ETF Trends
ETF Trends
  • Slew of multi-factor ETFs have come to market in recent years
  • Some aim to deliver to investors participation in bull markets while defending against retreating equity prices
  • JPUS is one such fund that can be viewed as such as an ETF

A slew of multi-factor exchange traded funds have come to market in recent years, some of which aim to deliver to investors participation in bull markets while defending against retreating equity prices. The JPMorgan Diversified Return US Equity ETF (NYSEArca: JPUS), which debuted in September, can be viewed as such an ETF.

JPUS tries to reflect the performance of the Russell 1000 Diversified Factor Index, which is comprised of U.S. stocks taken from the Russell 1000 index and selects components based on a diversified set of factor characteristics, such as relative valuation, price momentum and quality.

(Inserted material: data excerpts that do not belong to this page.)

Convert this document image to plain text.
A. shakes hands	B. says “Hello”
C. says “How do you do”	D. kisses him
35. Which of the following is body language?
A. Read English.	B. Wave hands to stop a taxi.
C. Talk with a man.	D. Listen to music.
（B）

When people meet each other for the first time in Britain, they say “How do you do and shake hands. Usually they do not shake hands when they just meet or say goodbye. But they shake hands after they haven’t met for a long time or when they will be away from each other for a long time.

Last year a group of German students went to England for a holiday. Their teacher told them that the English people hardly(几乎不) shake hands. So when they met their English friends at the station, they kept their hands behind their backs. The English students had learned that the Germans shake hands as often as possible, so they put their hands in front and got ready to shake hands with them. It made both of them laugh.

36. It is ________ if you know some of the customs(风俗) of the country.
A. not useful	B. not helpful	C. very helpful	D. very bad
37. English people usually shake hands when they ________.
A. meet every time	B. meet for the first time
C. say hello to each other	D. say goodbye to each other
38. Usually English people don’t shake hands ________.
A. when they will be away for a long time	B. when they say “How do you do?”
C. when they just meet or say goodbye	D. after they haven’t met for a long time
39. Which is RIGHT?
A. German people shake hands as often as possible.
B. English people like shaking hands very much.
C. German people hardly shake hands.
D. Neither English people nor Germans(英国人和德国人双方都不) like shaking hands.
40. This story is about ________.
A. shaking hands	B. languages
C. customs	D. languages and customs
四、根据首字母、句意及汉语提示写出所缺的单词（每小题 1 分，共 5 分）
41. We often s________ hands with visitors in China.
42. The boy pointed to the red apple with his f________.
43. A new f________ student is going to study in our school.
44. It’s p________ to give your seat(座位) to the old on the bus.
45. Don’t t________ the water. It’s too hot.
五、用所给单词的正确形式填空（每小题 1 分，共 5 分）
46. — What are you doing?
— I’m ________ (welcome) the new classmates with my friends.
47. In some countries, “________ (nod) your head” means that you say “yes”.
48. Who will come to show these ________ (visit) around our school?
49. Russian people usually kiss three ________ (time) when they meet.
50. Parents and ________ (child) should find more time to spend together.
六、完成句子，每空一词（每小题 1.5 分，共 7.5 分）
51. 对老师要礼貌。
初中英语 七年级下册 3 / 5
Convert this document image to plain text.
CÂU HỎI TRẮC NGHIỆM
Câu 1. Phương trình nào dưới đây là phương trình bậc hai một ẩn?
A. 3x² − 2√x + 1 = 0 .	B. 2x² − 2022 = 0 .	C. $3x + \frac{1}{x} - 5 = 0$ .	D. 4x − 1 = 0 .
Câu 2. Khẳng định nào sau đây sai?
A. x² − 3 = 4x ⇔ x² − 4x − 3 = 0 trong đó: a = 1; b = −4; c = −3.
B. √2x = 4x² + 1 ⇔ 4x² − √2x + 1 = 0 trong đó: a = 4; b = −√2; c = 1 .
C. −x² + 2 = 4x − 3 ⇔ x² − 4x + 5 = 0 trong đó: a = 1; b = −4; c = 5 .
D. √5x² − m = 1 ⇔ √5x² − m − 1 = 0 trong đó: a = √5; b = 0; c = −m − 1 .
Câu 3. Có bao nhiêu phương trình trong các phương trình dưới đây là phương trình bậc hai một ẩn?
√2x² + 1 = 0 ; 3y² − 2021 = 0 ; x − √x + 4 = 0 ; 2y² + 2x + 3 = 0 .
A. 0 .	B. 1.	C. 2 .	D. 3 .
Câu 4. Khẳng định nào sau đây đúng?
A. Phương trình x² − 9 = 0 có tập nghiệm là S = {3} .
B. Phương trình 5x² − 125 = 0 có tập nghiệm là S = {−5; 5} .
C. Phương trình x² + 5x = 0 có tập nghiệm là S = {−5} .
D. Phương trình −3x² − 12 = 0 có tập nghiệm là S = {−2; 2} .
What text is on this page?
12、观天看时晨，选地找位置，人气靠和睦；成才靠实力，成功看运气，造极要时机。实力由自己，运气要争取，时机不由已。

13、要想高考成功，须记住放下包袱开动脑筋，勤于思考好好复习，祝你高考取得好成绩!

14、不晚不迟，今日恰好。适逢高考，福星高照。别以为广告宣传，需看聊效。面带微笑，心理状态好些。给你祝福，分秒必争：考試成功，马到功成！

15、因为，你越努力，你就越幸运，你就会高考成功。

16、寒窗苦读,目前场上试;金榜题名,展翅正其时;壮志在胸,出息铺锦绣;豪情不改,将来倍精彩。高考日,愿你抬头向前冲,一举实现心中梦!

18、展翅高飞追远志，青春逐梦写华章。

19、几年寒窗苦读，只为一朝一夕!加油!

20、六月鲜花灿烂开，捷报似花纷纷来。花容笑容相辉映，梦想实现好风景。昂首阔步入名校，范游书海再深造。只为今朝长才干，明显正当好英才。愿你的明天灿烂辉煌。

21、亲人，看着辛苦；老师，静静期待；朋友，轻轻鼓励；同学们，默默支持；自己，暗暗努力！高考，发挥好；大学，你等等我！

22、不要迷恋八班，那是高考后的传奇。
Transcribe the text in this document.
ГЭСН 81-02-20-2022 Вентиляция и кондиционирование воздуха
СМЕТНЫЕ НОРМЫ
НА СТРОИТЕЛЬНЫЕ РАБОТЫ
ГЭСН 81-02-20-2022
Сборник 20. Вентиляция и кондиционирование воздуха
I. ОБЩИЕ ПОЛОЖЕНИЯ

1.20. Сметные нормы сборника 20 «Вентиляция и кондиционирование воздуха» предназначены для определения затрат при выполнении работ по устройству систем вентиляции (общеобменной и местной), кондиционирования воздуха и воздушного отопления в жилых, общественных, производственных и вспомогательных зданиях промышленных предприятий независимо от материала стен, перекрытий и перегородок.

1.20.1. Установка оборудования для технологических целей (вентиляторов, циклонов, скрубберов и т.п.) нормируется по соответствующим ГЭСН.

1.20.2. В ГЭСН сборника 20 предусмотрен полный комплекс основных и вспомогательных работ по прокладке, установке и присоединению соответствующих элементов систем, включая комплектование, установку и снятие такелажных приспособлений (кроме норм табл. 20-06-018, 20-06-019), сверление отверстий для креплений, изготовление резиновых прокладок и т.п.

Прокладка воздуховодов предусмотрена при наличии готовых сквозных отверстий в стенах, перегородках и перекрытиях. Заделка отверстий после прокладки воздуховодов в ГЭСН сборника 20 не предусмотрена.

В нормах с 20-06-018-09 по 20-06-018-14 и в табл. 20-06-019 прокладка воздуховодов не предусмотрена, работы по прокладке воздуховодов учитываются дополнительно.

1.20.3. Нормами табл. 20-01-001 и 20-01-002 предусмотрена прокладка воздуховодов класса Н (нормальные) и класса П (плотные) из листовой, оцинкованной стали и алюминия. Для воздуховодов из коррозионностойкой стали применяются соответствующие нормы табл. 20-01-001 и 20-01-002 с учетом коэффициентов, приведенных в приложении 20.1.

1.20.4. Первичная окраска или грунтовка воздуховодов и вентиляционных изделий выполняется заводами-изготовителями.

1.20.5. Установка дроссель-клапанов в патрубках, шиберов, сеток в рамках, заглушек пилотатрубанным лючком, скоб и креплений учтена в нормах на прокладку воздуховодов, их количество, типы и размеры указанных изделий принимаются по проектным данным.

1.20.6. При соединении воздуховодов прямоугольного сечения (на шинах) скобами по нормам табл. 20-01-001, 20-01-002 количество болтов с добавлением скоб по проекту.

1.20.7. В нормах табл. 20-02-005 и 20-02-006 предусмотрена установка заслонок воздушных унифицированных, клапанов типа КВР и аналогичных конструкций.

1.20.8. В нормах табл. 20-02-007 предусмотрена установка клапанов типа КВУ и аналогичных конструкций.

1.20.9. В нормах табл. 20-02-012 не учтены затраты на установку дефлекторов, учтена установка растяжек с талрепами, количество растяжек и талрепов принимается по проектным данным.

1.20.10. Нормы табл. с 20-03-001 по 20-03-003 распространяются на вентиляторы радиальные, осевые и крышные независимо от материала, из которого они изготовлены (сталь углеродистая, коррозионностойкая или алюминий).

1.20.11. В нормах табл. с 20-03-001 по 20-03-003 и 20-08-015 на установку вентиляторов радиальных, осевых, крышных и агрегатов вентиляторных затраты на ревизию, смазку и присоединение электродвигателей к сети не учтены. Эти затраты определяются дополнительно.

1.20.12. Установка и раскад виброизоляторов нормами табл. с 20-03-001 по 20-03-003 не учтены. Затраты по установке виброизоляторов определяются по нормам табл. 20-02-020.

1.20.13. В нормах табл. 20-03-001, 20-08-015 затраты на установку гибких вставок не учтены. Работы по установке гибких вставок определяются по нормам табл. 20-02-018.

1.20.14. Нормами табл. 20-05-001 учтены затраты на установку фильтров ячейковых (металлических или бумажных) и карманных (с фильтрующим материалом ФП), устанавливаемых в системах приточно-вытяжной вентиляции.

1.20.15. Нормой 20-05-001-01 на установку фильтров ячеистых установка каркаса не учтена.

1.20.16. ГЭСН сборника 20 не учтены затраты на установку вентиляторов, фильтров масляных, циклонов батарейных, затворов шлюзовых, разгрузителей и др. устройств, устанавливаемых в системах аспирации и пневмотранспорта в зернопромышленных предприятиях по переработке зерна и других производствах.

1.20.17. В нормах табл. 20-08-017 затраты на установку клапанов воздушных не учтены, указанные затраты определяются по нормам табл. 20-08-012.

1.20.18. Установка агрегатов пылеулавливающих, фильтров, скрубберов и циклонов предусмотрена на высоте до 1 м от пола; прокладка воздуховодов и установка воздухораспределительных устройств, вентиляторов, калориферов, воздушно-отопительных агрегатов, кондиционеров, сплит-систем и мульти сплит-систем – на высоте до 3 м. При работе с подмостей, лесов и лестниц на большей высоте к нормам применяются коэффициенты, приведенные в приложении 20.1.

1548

Additionally, securities are diversified across industries. The underlying index may also utilize up to 20% of its assets in exchange traded futures to better track the underlying index.

Through its multi-factor indexing methodology, JPUS could provide better risk-adjusted returns than the broader large-cap benchmark. Specifically, its its enhanced indexing process would allow the ETF to exclude expensive, low quality companies with poor momentum.

The ETF “assigns composite style scores to large- and mid-cap U.S. stocks based on their value, momentum, and profitability (return on equity) characteristics. But it measures each stock’s style characteristics relative to its category peers and offers broad exposure to the market, only filtering out the lowest-scoring stocks. In fact, about 82% of its portfolio overlaps with the Russell 1000 Index,” according to a recent Morningstar note.

JPUS is currently positioned defensively with a third of its combined weight allocated to defensive consumer staples and utilities stocks. Healthcare and consumer discretionary names combine for almost 28 percent of the ETF’s weight. Energy, which until recently has been a laggard, is one of the smallest sector weights in JPUS at 3.5 percent.

“The biggest difference is that the JPMorgan fund weights its holdings by the inverse of their volatility during the past year, so that the least volatile stocks receive the largest weightings in the portfolio. This gives the fund a defensive posture that should help it weather market downturns better than most, but it could detract from performance in bull markets,” adds Morningstar.